The Boy Who Harnessed the Wind (Young Readers Edition) by William Kamkwamba and Bryan Mealer. We have read the picture book of this story in years past, and students are fascinated by it and by the people involved. The picture book always invites good conversation, so I am thinking that this short chapter book might allow students to think about the story in more depth.
The Scientist in the Field Series is one that I will keep in mind for read aloud. Each book in the series is a fascinating look at the process scientists use. Each focuses on one problem that a group of scientists is trying to solve. Reading and projecting the Kindle version may be worthwhile because there are so many visuals such as photos and artifacts that readers need.
What Makes a Monster? and Pink Is for Blobfish by Jess Keating would make for great read-aloud choices. Both these books would help kids see that reading nonfiction is not always about research but that it can be enjoyable and interesting or just for fun. Because Keating writes both fiction and nonfiction, it would be fun for readers to see how her understanding of the animal world enters into her fiction writing.

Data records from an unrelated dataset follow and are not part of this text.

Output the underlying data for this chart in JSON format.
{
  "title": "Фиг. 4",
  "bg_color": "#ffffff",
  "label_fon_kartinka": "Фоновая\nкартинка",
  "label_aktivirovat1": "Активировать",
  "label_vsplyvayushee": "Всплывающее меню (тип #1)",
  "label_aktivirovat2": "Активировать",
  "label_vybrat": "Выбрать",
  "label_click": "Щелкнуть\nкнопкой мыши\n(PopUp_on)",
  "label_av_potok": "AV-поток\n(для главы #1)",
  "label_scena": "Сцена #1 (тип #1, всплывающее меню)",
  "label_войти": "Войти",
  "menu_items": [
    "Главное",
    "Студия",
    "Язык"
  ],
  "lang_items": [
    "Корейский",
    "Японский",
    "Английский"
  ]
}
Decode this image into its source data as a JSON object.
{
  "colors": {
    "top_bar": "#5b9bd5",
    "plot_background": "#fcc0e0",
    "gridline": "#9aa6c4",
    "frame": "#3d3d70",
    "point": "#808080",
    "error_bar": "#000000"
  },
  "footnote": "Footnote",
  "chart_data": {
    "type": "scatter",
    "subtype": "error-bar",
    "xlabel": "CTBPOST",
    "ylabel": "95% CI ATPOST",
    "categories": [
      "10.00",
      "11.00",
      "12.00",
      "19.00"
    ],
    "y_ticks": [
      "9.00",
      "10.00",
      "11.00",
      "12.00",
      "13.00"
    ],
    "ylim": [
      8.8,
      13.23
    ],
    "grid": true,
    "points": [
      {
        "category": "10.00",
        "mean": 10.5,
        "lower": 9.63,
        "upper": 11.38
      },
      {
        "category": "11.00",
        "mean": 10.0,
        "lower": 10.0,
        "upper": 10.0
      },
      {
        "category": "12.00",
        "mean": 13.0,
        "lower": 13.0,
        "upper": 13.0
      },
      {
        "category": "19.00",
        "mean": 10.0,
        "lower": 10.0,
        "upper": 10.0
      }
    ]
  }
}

It is easy to use great read alouds for reading minilessons, but I tend to rely on fiction books when teaching writing. Unless we are in an informational writing unit of study, the books I choose for minilessons tend to be fiction. But I am realizing that there are many nonfiction books that I can use to teach universal things in writing workshop. Many of my favorite nonfiction picture books have some of the best writing I’ve seen. I have no idea why I forget to use them in minilessons outside of an informational writing unit of study.
Separate Is Never Equal: Sylvia Mendez and Her Family’s Fight for Desegregation by Duncan Tonatiuh has a strong introduction that sets the stage for the story. Although this is a nonfiction book, Tonatiuh’s introduction can teach us a lot about effective moves for setting up any piece of writing.
She Persisted: 13 American Women Who Changed the World by Chelsea Clinton is filled with short pieces for writers to study. Clinton’s writing shows us how to pack a great deal of information and detail into a few short sentences—a skill helpful for all writing.
Fly High! The Story of Bessie Coleman by Louise Borden is a great book to study when I talk to writers about the rhythm of their sentences. Borden makes it easy to look at the way sentences sound and the way phrases are put together to make that happen.
Short Pieces Squeezed In When We Have a Few Extra Minutes
Lately I’ve discovered several books made up of short stand-alone pieces that can be shared as read alouds. I often find that we have 5-10 minutes here and there, especially on days with assemblies, testing, and other reasons for alternative schedules. Having these books handy to pull out when these tiny unexpected slots of time occur will allow me to read aloud more nonfiction.
Bravo! Poems about Amazing Hispanics by Margarita Engle is an incredible book of poetry. Each spread in this book gives us an informational poem and a gorgeous illustration about someone who has made an incredible difference in our world. Each of these can be read and enjoyed on its own.
Stormy Seas: Stories of Young Boat Refugees by Mary Beth Leatherdale is a powerful book capturing refugee experiences across time. There are pieces that can be shared independently in the book that would make for good read alouds.
Two Truths and a Lie by Ammi-Joan Paquette challenges readers to choose the “fake news” in each trio of pieces on a subject. Determining whether a story is true of fact proves to be quite fun, and these can be read aloud and discussed together.
Creating this menu of titles and opportunities for myself and having this menu handy will help me hold myself accountable through the school year. I am hopeful that adding more nonfiction read alouds in a thoughtful way will have a snowball effect. More nonfiction read alouds might provoke more student responses, and I’ll see even more possibilities for including nonfiction reading throughout the year.